Assoc. Prof. Öznur Taştan (Thesis Advisor), 

Asst. Prof. Nur Mustafaoğlu, Prof. Arzucan Özgür

 

 

Date & Time: 10th July, 2025 – 15:40 PM

Place: FENS L063

Keywords: Task Adaptation, Zero-shot Learning, Few-shot Learning, Transformers, Protein Language Models, Kinases, Phosphorylation

 

Abstract

 

Accurately mapping kinases to their substrate phosphosites is fundamental for decoding cellular signaling and understanding disease mechanisms. While high-throughput techniques can identify the phosphosites, finding the kinase that catalyzes the phosphorylation is challenging. Thus, over 95% of experimentally detected human phosphosites lack kinase annotations. It is possible to formulate the kinase-phosphosite association problem as a supervised multi-class classification task; however, a large portion of the human kinases are understudied (dark kinases) and have few or no phosphosites associated with them, thus dark kinases fall outside the reach of conventional supervised learning methods. In this thesis, we formulate kinase–phosphosite association as zero-shot and few-shot learning tasks: in the zero-shot setting, the model must predict associations for kinases never seen during training; in the few-shot setting, it may leverage only a handful of labeled examples.

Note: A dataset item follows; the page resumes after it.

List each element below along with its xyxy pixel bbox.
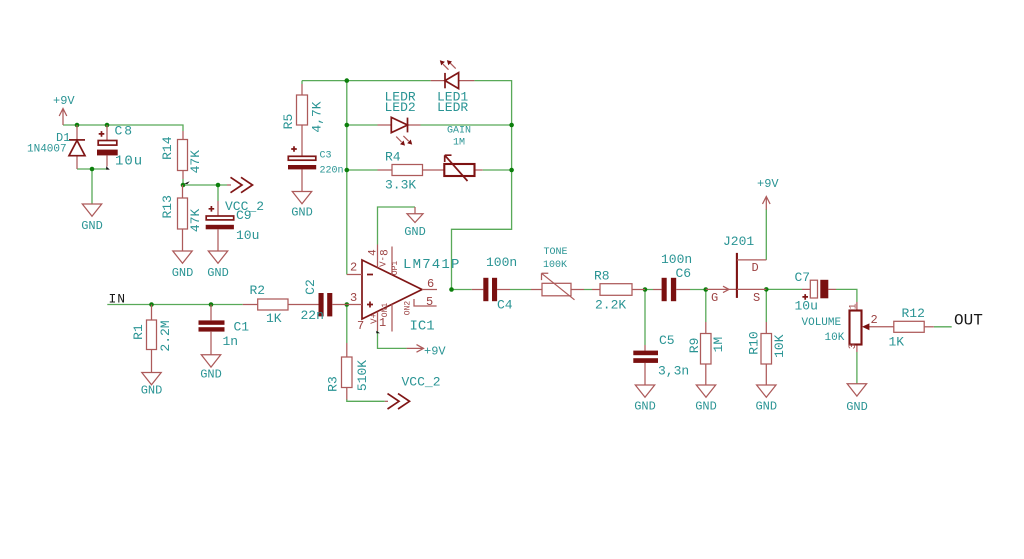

We employ transformer-based protein language models (pLMs) to embed both kinase domains and phosphosite peptides, and we systematically explore domain-adaptation strategies—ranging from full fine-tuning and partial layer re-initialization to task-specific pre-training—under severe data constraints. Surprisingly, a de novo–trained ESM-1b model outperforms its fully fine-tuned pretrained counterpart, suggesting that general purpose pLM embeddings may lack task-specific biochemical context. Our best results are obtained by combining kinase- and phosphosite-aware pLMs with partial re-initialization of upper transformer layers. On the DARKIN benchmark, this approach delivers state-of-the-art performance in both zero-shot and few-shot kinase prediction, offering a promising direction for illuminating the dark phosphoproteome.